William Farrow, interpretado por Richard Armitage, é um médico respeitável com uma vida agitada que desmorona quando conhece Anna Barton (Charlie Murphy), companheira de seu filho Jay (Rish Shah). A atração é instantânea e logo se transforma em um pacto secreto de encontros secretos e mentiras que começam a intoxicar toda a família. A tensão aumenta à medida que cada mentira empurra a próxima, e a série usa o formato curto a seu favor: os episódios duram de meia hora a quarenta minutos, o que aumenta a sensação de contagem regressiva.
Longe de depender de cenas simples, esta produção cria um thriller psicológico que explora a culpa, o desejo e uma perturbadora assimetria de poder. A esposa de William, Ingrid (Indira Varma), percebe que algo não está certo, enquanto Jay se prepara para seu futuro, sem saber que uma bomba explodirá em sua cozinha.
O filme é estrelado por Sonera Angel, Pippa Bennett-Warner e é dirigido por Glenn Leyburn e Lisa Barros D’Sa, com roteiro de Morgan Lloyd Malcolm e Benji Walters. A atuação do ator irlandês Charlie Murphy mantém um tom adulto e traz humanidade a um personagem quebrado, enquanto a atuação de Richard Armitage é fria e distante, um contraste que enfatiza a escuridão de seu atormentado médico.
Quando Jay descobre seu pai e Anna em um apartamento, o conflito chega a um ponto sem volta. O jovem recua em estado de choque e cai da grade do prédio, um resultado trágico que despedaça a família.

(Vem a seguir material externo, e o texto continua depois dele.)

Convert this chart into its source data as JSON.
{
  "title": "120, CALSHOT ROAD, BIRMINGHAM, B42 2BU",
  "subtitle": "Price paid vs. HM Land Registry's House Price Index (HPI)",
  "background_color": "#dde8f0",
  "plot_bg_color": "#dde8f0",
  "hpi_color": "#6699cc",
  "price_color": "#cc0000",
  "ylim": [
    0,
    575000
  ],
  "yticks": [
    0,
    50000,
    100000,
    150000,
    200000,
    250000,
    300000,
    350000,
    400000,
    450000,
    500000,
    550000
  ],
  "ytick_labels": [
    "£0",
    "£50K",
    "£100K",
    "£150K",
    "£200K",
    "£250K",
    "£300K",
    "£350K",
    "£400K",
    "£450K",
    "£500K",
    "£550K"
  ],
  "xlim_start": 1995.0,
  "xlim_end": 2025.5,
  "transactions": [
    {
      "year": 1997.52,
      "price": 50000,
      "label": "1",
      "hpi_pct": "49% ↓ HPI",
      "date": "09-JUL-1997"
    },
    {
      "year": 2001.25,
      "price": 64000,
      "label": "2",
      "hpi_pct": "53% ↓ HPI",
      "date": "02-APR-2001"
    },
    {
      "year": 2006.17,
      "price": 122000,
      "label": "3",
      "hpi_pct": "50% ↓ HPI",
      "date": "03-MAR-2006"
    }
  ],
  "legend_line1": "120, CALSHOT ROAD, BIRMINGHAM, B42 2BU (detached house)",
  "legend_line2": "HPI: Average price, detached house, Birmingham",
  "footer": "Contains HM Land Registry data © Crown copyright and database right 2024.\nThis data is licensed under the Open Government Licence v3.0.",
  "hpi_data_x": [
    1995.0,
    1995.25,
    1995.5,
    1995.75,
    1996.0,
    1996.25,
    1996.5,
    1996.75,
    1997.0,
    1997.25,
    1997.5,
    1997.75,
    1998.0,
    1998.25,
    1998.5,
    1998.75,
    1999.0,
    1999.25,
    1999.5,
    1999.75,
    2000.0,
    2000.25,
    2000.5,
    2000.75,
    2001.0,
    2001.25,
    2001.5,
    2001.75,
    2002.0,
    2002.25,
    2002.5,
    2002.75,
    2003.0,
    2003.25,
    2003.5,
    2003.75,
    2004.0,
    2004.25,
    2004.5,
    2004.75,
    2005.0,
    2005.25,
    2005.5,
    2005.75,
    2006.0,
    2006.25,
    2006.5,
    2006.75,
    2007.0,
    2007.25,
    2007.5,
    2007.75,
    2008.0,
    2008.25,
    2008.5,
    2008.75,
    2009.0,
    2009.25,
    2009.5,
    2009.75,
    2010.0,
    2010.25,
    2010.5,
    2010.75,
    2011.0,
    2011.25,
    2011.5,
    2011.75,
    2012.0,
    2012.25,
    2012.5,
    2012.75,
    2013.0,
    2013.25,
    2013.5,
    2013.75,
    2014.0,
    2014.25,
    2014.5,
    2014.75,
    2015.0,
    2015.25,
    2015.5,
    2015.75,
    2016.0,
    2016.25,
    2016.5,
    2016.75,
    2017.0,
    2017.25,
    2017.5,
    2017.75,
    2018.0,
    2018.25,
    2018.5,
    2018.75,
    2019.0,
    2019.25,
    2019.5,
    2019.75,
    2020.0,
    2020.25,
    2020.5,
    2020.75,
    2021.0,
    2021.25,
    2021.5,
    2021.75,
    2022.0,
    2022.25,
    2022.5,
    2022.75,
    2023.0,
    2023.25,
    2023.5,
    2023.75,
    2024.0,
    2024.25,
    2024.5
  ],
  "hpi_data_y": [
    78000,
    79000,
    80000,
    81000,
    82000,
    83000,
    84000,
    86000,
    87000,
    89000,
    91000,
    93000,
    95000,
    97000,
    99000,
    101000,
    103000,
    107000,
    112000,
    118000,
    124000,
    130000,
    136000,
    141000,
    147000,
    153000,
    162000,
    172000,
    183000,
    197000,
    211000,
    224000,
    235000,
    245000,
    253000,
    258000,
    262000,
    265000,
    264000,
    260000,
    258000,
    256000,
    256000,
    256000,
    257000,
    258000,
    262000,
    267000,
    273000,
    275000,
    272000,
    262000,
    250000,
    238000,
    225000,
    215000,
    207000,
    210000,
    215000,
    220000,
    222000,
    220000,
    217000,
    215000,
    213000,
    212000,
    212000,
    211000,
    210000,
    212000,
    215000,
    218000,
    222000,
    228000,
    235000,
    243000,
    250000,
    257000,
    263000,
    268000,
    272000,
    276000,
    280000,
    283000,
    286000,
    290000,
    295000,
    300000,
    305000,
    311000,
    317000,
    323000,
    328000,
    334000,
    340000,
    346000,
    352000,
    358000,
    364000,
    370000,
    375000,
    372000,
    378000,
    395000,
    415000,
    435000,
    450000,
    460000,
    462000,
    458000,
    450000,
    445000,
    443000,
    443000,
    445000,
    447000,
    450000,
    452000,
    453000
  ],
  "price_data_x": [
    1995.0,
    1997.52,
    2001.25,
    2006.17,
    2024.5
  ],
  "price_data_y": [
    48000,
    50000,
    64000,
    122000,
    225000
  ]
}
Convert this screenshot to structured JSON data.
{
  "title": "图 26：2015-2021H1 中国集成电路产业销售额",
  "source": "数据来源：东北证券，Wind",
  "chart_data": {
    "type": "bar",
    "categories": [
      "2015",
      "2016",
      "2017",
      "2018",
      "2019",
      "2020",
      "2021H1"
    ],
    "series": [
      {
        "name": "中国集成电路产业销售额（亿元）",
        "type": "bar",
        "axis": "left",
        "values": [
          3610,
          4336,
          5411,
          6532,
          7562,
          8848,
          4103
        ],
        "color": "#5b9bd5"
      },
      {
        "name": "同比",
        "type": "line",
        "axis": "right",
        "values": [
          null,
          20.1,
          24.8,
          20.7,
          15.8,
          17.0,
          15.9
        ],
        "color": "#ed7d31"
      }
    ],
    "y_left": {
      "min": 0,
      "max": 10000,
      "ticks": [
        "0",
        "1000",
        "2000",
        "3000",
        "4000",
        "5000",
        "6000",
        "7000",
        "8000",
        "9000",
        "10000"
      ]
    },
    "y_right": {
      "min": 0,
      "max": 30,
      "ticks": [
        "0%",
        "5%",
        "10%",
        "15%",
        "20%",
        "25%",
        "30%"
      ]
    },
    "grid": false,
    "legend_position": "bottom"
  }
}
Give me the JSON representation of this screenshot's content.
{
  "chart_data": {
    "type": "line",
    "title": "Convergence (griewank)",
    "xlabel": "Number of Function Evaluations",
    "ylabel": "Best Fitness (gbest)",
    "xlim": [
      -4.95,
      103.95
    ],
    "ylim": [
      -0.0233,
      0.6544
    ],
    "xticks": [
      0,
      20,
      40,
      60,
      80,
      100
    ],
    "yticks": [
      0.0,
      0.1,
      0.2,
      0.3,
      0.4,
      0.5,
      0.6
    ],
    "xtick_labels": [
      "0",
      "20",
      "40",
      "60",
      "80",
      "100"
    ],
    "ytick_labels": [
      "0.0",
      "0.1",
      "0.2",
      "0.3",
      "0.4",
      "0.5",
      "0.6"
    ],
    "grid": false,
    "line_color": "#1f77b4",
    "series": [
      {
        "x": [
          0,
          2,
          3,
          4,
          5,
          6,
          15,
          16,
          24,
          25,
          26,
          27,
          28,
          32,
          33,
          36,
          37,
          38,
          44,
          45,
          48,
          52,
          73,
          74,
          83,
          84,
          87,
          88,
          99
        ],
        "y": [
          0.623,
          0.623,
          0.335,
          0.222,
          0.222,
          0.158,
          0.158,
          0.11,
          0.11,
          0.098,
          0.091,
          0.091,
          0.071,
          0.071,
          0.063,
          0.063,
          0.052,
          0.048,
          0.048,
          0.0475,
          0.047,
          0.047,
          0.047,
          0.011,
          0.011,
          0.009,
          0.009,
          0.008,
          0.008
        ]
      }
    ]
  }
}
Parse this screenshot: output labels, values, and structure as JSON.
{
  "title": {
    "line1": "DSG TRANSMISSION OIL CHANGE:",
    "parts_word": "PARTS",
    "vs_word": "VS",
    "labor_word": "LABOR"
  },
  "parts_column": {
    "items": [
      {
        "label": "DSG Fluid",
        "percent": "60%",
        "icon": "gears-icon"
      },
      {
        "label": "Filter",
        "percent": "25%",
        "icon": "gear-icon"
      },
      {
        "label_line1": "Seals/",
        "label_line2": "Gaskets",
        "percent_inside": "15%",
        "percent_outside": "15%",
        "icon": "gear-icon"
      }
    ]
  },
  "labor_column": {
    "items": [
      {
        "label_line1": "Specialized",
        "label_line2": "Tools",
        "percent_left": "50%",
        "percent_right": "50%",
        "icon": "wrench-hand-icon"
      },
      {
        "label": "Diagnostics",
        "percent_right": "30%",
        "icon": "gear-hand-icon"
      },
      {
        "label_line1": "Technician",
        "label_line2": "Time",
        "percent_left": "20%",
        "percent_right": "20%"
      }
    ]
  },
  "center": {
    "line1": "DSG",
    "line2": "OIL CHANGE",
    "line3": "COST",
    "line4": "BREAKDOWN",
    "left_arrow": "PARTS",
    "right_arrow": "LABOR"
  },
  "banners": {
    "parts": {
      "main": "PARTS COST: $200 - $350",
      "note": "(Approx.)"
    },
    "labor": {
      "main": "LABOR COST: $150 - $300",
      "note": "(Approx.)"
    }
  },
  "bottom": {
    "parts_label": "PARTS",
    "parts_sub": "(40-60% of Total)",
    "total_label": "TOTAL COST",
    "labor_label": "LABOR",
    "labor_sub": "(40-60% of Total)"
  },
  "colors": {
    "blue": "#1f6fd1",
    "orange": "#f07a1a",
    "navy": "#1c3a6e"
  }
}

Durante a prévia, a mãe de Anna deu a entender um passado sombrio: ela já foi responsável pelo suicídio de seu irmão, por quem ela também estava profundamente apaixonada.
Com sua família desfeita e o divórcio em jogo, William quer se reunir com Anna. O reencontro na praia termina com ela pedindo o rompimento definitivo, mas as sessões de terapia revelam que o padrão autodestrutivo pode se repetir.
O romance original foi publicado em 1991 e já teve adaptação cinematográfica dirigida por Louis Malle, mas esta versão de Netflix O filme opta pelo erotismo vanguardista e por uma atmosfera psicológica opressiva que divide as águas entre a crítica e o público. A plataforma mantém obsessão Entre os títulos discutidos, está a porta aberta para uma possível segunda temporada.